Why would they have acted any other way? This is how I treated myself on the inside—cruelly, without even being conscious of it. I felt guilty for having created or manifested these migraines and being a burden on my family and colleagues when they showed up.
This was when I chose to shift my relationship to my migraines.
It was a transition that gradually happened with the support from my coach and loving friends. Although I still have migraines and am unsure if I will have them forever, I’m no longer fixated on fixing them and having them go away. I have acknowledged that I’m not broken, bad, or wrong. Instead, I am focused on practicing loving myself in new ways.
One of these ways is to reach out to ask for support: for loving words, reassurance, or a meal when I am in pain. It’s to treat myself to a bath, ice pack, or pain-relieving meditation when I feel the need—asking myself, “What do I need?” at the moment and honoring the response.
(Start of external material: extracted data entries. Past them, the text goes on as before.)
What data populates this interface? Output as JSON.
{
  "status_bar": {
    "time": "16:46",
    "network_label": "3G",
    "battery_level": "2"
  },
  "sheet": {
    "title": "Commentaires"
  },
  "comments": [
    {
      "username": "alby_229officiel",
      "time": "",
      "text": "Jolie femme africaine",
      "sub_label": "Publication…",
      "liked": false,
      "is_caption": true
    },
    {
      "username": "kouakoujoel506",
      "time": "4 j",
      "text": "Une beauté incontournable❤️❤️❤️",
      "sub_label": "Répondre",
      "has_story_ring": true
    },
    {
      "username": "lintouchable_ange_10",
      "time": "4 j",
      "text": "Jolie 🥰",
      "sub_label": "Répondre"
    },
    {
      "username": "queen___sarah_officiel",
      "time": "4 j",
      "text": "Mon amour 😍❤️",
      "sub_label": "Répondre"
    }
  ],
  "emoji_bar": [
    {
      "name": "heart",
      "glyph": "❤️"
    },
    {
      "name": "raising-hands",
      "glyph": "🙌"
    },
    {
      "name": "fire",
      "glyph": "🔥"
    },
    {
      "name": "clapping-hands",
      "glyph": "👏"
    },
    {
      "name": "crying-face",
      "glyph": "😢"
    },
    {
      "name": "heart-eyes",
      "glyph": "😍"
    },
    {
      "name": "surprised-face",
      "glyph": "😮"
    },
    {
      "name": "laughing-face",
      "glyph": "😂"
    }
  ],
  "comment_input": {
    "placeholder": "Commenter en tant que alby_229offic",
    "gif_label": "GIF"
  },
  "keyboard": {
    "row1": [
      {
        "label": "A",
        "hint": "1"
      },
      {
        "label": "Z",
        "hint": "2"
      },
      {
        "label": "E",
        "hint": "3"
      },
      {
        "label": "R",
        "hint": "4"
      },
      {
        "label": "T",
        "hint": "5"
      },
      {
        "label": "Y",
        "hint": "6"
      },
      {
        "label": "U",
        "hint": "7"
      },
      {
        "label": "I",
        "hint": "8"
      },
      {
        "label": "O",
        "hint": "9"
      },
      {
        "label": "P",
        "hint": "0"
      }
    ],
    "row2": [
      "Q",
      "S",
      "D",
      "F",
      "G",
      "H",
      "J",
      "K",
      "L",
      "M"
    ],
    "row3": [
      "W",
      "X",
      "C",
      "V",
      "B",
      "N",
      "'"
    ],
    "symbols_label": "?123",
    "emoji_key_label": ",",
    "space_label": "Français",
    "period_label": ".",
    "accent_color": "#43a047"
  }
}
Being compassionate with myself, knowing that I will have to reschedule plans or miss out on events, and being at peace with that.
The gifts that I have been given through migraines, which I offer to you are:
- Truly focus on being present with and celebrating yourself
- Ask for support, you don’t have to do it all and be it all
- Be at peace with what is
Although I have always envisioned writing this blog from a place where I could share that my migraines are gone and what the “answer was,” I am satisfied in sharing from where I am now: still experiencing migraines and that they have been decreasing in intensity and are now almost predictable in when they will occur.
My heart reaches out to the many who have experienced and continue to experience migraines and other chronic pains. I know many of which are far more frequent and of longer duration than my own. I hope my experience finds you and inspires you to love yourself, even just 1% more, and notice what shifts from there.